The number of civil turbine helicopters in Greater China is expected to grow to 621 aircraft in 2017, up 15 percent from 540 in 2016, according to a report by Asian Sky Group.
Mainland China’s civil helicopter fleet is arguably the fastest growing in the Asia Pacific region. Over 60 percent of its existing civil helicopter fleets are used for commercial services, such as agriculture and forest spraying, power line surveillance, and mine prospecting. The rest are used for corporate purposes and civil services, such as the police force as well as search-and-rescue.
Demand is set to grow at a healthy rate of 17.5 percent until the year 2020, says Asian Sky Group.
Aerochine Aviation, Bell Helicopter’s independent representative for Hong Kong, China and Macau, commented on the research, saying that this represents new general aviation leasing deals that Hong Kong can tap into, as it builds its credentials as an aircraft financing hub.
A proposed tax regime, which is expected to come into effect as soon as the second half of 2017, will bring the effective tax rate for offshore aircraft leasing activities in Hong Kong down to around 4.3 percent. With this new regime, Hong Kong hopes to attract new capital funds and investors to the city and target cross border leasing deals with mainland Chinese utility aircraft operators.
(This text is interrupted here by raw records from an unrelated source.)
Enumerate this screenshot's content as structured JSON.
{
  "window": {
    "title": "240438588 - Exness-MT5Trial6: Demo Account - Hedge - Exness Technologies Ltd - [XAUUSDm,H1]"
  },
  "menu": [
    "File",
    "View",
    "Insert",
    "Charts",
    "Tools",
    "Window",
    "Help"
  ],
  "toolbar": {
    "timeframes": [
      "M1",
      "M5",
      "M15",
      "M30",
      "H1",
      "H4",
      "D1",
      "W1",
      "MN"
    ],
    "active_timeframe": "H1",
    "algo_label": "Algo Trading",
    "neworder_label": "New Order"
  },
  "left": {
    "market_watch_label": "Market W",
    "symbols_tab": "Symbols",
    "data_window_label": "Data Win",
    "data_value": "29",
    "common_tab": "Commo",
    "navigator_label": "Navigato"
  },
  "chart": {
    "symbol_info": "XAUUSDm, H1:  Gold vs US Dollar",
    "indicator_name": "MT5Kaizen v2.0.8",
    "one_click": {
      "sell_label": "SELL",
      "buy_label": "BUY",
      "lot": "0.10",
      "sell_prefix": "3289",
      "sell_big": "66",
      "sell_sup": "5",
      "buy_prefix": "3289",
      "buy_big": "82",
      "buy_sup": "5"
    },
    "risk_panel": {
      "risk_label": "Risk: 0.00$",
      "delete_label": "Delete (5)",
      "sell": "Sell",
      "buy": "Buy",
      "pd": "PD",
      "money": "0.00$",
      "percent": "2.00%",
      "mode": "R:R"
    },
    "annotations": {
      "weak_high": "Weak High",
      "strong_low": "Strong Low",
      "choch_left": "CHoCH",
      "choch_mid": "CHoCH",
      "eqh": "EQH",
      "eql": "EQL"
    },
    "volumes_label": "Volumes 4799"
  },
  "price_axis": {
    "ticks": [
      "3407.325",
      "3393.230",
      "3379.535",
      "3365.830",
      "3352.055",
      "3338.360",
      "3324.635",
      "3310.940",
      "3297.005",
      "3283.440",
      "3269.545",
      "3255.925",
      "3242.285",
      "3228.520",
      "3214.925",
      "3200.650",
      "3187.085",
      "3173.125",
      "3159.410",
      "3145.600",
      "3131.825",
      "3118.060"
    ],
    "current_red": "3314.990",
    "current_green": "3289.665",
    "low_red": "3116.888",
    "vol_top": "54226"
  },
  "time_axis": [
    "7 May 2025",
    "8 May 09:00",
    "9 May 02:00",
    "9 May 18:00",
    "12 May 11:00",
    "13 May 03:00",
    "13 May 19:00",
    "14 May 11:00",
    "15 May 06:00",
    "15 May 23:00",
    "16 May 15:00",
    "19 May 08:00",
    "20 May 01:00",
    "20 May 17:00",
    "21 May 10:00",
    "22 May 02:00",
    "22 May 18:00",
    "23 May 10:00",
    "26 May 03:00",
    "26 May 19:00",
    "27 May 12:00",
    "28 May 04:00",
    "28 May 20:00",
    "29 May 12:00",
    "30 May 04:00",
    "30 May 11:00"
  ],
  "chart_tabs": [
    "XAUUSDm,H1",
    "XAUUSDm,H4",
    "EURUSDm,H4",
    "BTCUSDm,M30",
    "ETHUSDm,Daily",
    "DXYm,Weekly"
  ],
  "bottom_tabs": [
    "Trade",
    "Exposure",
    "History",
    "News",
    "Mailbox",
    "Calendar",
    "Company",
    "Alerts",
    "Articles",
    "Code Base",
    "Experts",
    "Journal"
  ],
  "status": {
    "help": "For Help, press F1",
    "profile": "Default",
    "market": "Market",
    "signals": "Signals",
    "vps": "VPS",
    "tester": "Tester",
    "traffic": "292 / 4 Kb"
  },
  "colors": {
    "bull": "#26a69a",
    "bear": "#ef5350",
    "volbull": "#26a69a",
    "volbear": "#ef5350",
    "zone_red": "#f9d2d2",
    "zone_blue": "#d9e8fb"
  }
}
“We have found that our customers in mainland China are becoming more open to the concept of light asset investments, as they witness the financial benefits of leasing compared to purchasing,” said Diana Chou, chairman of Aerochine Aviation. “Hong Kong is well positioned over other aircraft leasing hubs, such as Singapore and Ireland, to tap into such aviation leasing opportunities. There is the ease of funding in both U.S. dollars and Renminbi, the availability of PRC free trade zone leasing platforms, and a double tax treaty with mainland China that favors Hong Kong.”